Every time I come back to Vermont after travels, the sky is homey and fluffy, and the rock border guards are not threatening, not asking me for magical words to let me in.
When I visit my old town in Ukraine every stone speaks to me. I feel its ancient gravity and can almost hear the voices of medieval merchants from different cultures praising their goods while traveling on the crossroads of the European Silk Road.
My two favorite places on this earth are so different but they both open my heart in a particular way.
Though I immigrated first to Chicago, it was in St.Albans I received my citizenship. You can become a citizen after living in the USA for five years and passing two tests: English and U.S. history and government. While preparing for the test, I was quizzing my Vermont friends, and we laughed together because sometimes I knew more than they did. In St. Albans, the examiner was neighborly but diligent with his questions. I was expecting a big waiting line but I was the only one there. In Chicago, it would have taken me the whole day.

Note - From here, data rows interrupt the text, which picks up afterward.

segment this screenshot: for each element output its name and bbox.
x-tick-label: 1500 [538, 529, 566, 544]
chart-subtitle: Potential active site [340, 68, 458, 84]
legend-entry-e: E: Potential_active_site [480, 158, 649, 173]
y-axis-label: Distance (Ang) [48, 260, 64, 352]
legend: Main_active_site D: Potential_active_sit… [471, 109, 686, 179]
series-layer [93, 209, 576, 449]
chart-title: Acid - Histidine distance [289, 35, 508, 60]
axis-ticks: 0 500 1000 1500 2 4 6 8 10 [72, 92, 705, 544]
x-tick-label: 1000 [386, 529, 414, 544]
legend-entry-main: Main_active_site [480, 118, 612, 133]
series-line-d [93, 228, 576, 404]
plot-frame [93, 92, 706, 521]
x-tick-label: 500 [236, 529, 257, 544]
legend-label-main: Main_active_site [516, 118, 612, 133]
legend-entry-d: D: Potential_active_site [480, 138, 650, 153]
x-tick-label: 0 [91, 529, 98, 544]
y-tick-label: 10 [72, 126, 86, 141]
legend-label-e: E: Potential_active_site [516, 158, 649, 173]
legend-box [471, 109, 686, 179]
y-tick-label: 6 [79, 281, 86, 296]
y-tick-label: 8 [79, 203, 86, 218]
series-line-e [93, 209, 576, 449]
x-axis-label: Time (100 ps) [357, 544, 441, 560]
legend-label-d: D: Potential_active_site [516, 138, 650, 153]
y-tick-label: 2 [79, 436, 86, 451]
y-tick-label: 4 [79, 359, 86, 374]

I remember pride in my American husband’s face on the day of my citizenship ceremony, which I took with other immigrants. Though I became a citizen of a new country I didn’t feel trapped with this status.
When people were leaving my ex-Soviet country, they were considered traitors; they would be forced to quit their jobs and become very vulnerable to humiliation while explaining why they were betraying their country. If they were members of the Communist Party they would be publicly expelled. There was an anecdote in my family that when my grandfather attended one of these meetings, he was asked: “How dare you to deceive our Party for the whole 50 years?” But my grandfather quickly reacted: “No, only one last year.”

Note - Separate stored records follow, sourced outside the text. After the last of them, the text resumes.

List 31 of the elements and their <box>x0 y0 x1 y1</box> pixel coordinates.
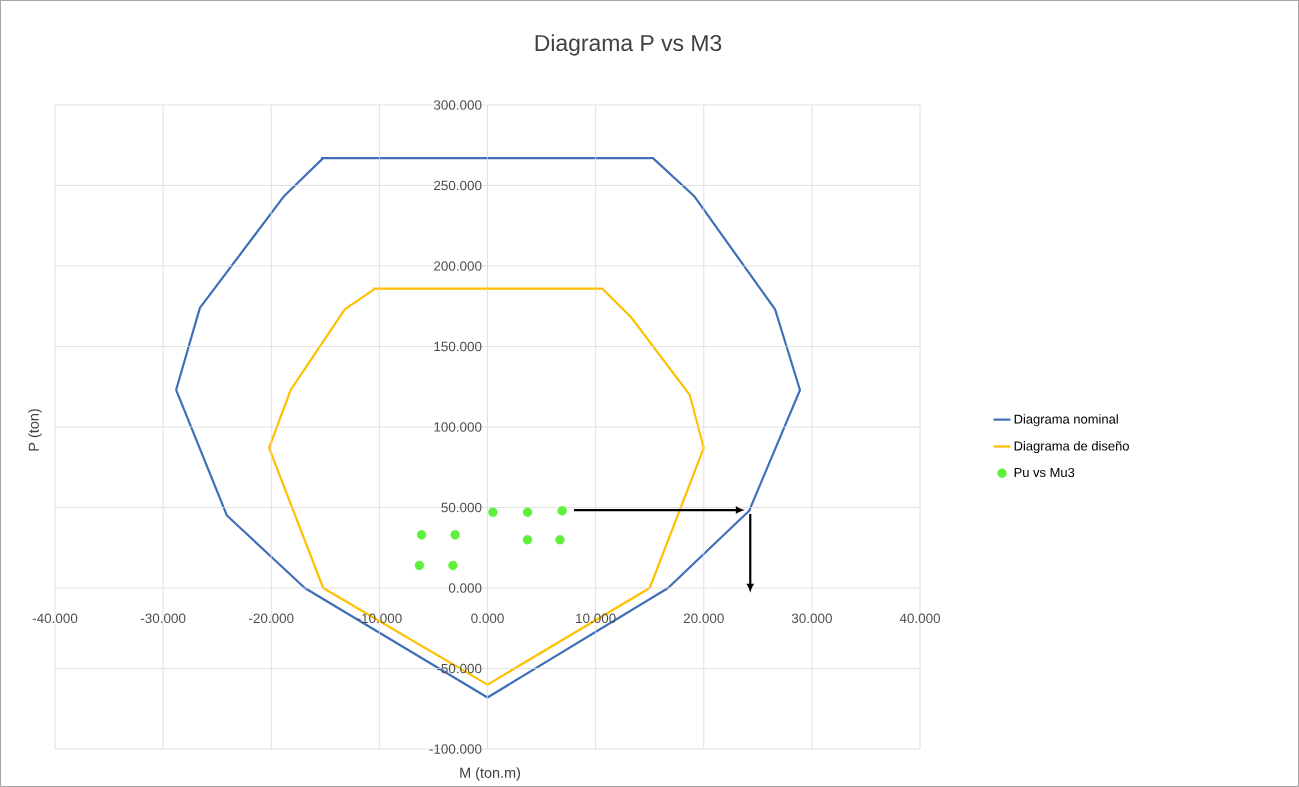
y-tick-label: 100.000 <box>434 422 482 432</box>
y-axis-title: P (ton) <box>28 409 42 451</box>
y-tick-label: 150.000 <box>434 341 482 352</box>
x-tick-label: 0.000 <box>471 613 504 624</box>
point <box>488 507 498 518</box>
x-axis-title: M (ton.m) <box>460 767 521 781</box>
y-tick-label: 250.000 <box>434 180 482 191</box>
point <box>416 530 427 540</box>
y-tick-label: 0.000 <box>448 583 482 593</box>
x-tick-label: -30.000 <box>140 613 186 624</box>
x-tick-label: -20.000 <box>249 613 294 624</box>
x-tick-label: 40.000 <box>899 613 941 624</box>
point <box>414 560 425 571</box>
y-tick-label: 300.000 <box>433 100 482 110</box>
x-tick-label: 20.000 <box>683 613 724 624</box>
y-tick-label: 200.000 <box>434 261 482 271</box>
legend-label: Diagrama nominal <box>1014 414 1118 427</box>
x-tick-label: 30.000 <box>791 613 832 624</box>
point <box>557 506 567 516</box>
point <box>555 534 565 545</box>
point <box>448 560 458 571</box>
point <box>522 507 533 518</box>
y-tick-label: -50.000 <box>436 663 482 674</box>
legend-label: Diagrama de diseño <box>1014 441 1129 454</box>
x-tick-label: -40.000 <box>32 613 78 624</box>
y-tick-label: 50.000 <box>441 502 482 513</box>
point <box>450 530 460 540</box>
chart-title: Diagrama P vs M3 <box>535 34 722 56</box>
y-tick-label: -100.000 <box>429 744 482 754</box>
legend-label: Pu vs Mu3 <box>1014 467 1075 478</box>
point <box>522 534 533 545</box>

I also remember how my husband took me to Montpelier to visit the State Capital. I kept asking him in disbelief if he was sure they would let us in. Entering the Montpelier Capitol felt welcoming as if entering living history. The carpet softened my step and my body naturally took an uplifted posture. Historical continuity here is respected regardless of centuries of partisan challenges. First, we went to the Senate Chambers that was in a short recess and, as we entered, one of the senators greeted us and invited us onto the floor. He showed us his seat and lifted up the desktop revealing generations of senators' signatures. There was pride and responsibility in the atmosphere, almost like a temple of the law and power. There were pictures on the walls of all previous senators. Next, we went to the Chambers of the House of Representatives, which was in session and, while sitting in the visitor's gallery, still in disbelief, I couldn’t resist tears for freedom that felt so ordinary.

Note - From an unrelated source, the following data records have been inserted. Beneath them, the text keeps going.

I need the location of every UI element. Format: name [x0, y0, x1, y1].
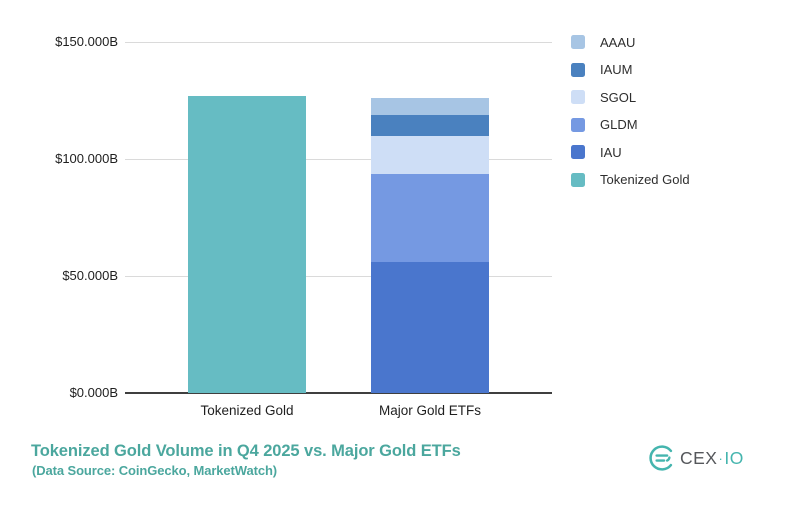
x-axis-line — [125, 392, 552, 394]
legend-item-iau: IAU — [571, 144, 690, 160]
bar-segment-iau — [371, 262, 489, 393]
legend-label: GLDM — [600, 117, 638, 132]
y-axis-tick-label: $50.000B — [62, 267, 118, 283]
gridline — [125, 158, 552, 160]
bar-segment-iaum — [371, 114, 489, 137]
y-axis-tick-label: $150.000B — [55, 33, 118, 49]
legend-item-tokenized-gold: Tokenized Gold — [571, 172, 690, 187]
cexio-logo-icon — [649, 445, 673, 471]
legend-label: SGOL — [600, 89, 637, 105]
x-axis-category-label: Tokenized Gold — [200, 403, 294, 418]
chart-data-source: (Data Source: CoinGecko, MarketWatch) — [32, 463, 278, 478]
bar-segment-tokenized-gold — [188, 95, 306, 393]
legend-swatch — [571, 62, 585, 77]
x-axis-category-label: Major Gold ETFs — [378, 403, 482, 418]
legend-label: AAAU — [600, 34, 636, 50]
y-axis-tick-label: $100.000B — [55, 150, 118, 166]
chart-title: Tokenized Gold Volume in Q4 2025 vs. Maj… — [31, 442, 461, 460]
y-axis-tick-label: $0.000B — [69, 385, 118, 400]
cexio-logo-text: CEX · IO — [680, 448, 744, 469]
logo-suffix: IO — [724, 447, 744, 468]
legend-item-sgol: SGOL — [571, 89, 690, 105]
logo-brand: CEX — [680, 447, 718, 468]
bar-segment-sgol — [371, 136, 489, 175]
legend-swatch — [571, 172, 585, 187]
bar-segment-aaau — [371, 97, 489, 115]
gridline — [125, 41, 552, 43]
legend-label: IAUM — [600, 62, 633, 77]
cexio-logo: CEX · IO — [648, 444, 744, 472]
legend-swatch — [571, 90, 585, 104]
legend-swatch — [571, 117, 585, 132]
legend-item-gldm: GLDM — [571, 117, 690, 132]
logo-separator: · — [718, 450, 724, 466]
legend-swatch — [571, 35, 585, 49]
legend-swatch — [571, 145, 585, 159]
legend-item-iaum: IAUM — [571, 62, 690, 77]
chart-legend: AAAU IAUM SGOL GLDM IAU Tokenized Gold — [571, 35, 690, 200]
legend-label: Tokenized Gold — [600, 172, 690, 187]
bar-segment-gldm — [371, 174, 489, 263]
legend-label: IAU — [600, 144, 622, 160]
legend-item-aaau: AAAU — [571, 34, 690, 50]
gridline — [125, 275, 552, 277]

My thoughts then took me to the first euphoric days when Ukraine reclaimed its independence and became a free county in 1991. During joyful celebrations, the public was allowed to enter for the first time City Hall. The rooms were formal, dusty with the webs of suspicion. Curious, we gazed at the stuffy offices and long drafty halls where we had never been permitted to enter before. There were no pictures of previous officials since the history was canceled in my country, there was no magic, just a feeling of shallow power. We knew that we should take advantage of this unusual invitation because - who knows - it might end very soon.
But it didn’t end. This humble and proud country continues to be free after centuries of being an unwilling submissive servant for many years, no centuries.
Now living in Vermont I can write about my past while looking from my window onto the peaceful Connecticut River and soft hills of the most ancient rocks. My house is more than 100 years old but would be considered just a teen in Ukraine. So much less drama here though drama it had.